TRENTON, Fla -- Heartache continues to set in as residents in Gilchrist County deal with the aftermath of two sheriff's deputies killed in an ambush. 

Gilchrist County Sheriff Bobby Schultz identified the slain deputies as Sgt. Noel Ramirez, 30, and Deputy Taylor Lindsey, 25.

The deputies were getting food Thursday afternoon at the Ace China restaurant in Trenton when the shooter walked up to the building and fired at them through a window, Schultz said. 

Fellow deputies responding to the scene found the shooter dead outside the business. Trenton is about 35 miles west of Gainesville. 

The deputies were getting food at the Ace China restaurant in Trenton when the shooter walked up to the building and fired at them through a window. (Jason Lanning, staff)

Today, a vigil is planned for the deputies, Gilchrist County School District students and staff are being encouraged to wear blue and the tight-knit community as a whole continues to ask how did this happen.

"Sgt. Ramirez and Deputy Lindsey were the best of the best," Schultz said. "They were men of integrity, men of loyalty. They were God-fearing, and they loved what they did, and we are very proud of them."

Sgt. Ramirez leaves behind a wife and two young children. Deputy Lindsey had served three years with the Gilchrist Sheriff's Office. The small county has only 27 deputies and just 14 of those law enforcement officers are full time. 

"They were the best of the best," Schultz. "They were men of integrity. They were men of loyalty.

"After 26 years of doing this, there is nothing that can prepare you for senseless deaths." 

When the gunfire broke out, there was no crime in progress or disturbance taking place. The shooter has been identified as 59-year-old John Hubert Highnote. 

Authorities are trying to determine a motive and learn more about the gunman. 

Highnote, a resident of Bell, Florida spent time in St. Petersburg and Clearwater in the 1980s and 90s and lived in Volusia County in the early 2000s. 

Sheriff Schultz said he could not begin to understand any type of motive.

"We are not going to make this a political issue, other than the fact: What do you expect happen when you demonize law enforcement to the extent it has been demonized? 

"Every type of hate, every type of put down you can think of.  The only thing these two men were guilty of is wanting to protect you and me."  

Vigil for the slain deputies

People lined the streets for miles Friday evening as hearses carrying the bodies of the two deputies made their way back to Newberry, to the community where the men lived, served, and died.

"That's what we need to do is honor these people who put themselves out on the front line who protect us every single day," said resident Charlie Perez.

Emotions were raw as many of those same people gathered for a candlelight vigil in the deputies' honor, trying to make sense of the tragedy. Some in the crowd knew the men personally, while others who were strangers to them still considered them family.

"Just my prayers and thoughts and comfort and peace for them right now," said Linda Pagliuca.

The loss is particularly hard for fellow law enforcement officers, a stark reminder of the dangers they face on the job every day.

"This is what we live with," said Alachua Police's Loriann Hunter. "This is what we deal with.
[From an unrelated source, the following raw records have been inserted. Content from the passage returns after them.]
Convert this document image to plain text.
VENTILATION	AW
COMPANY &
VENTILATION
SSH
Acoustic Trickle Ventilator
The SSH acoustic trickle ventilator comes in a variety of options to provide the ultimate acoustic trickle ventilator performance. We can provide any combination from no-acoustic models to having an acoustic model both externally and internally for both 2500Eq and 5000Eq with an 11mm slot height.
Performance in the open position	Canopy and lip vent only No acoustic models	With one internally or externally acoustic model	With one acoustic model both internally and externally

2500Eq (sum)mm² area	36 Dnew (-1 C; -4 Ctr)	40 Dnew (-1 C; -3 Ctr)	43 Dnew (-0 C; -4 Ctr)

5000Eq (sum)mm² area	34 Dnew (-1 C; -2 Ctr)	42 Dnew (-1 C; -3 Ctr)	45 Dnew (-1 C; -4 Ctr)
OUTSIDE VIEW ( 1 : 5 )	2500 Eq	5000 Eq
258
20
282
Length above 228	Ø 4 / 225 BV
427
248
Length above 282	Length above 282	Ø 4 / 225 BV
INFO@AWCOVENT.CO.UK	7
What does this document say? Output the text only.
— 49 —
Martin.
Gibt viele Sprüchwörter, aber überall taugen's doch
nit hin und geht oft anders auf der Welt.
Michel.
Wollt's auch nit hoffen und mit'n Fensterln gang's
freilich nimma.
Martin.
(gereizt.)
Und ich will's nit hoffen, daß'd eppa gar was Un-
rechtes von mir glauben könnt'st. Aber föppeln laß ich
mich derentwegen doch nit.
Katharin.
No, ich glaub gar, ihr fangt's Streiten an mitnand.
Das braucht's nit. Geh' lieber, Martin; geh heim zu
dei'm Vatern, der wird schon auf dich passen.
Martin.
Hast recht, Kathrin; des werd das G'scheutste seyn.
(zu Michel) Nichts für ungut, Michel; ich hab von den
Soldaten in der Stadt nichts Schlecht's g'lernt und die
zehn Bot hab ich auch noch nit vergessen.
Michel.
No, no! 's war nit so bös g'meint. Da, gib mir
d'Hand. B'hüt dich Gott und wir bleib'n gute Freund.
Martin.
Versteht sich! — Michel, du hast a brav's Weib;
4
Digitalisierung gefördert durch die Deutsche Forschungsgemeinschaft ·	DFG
This is what happens when we're trying to eat. There's no place that's safe. This is an idyllic community — things like this don't happen."

Despite their sorrow, mourners said they were determined to let their lights shine in honor of the two men, who they described as beacons in their community whose contributions would never be forgotten.

By dusk Friday a memorial had been set up at the restaurant where the shooting occurred, and billboards at businesses in surrounding towns had gone up, expressing support for the grieving community.

Another vigil for the slain deputies is scheduled for Saturday, April 21, at Veterans Memorial Park in Trenton.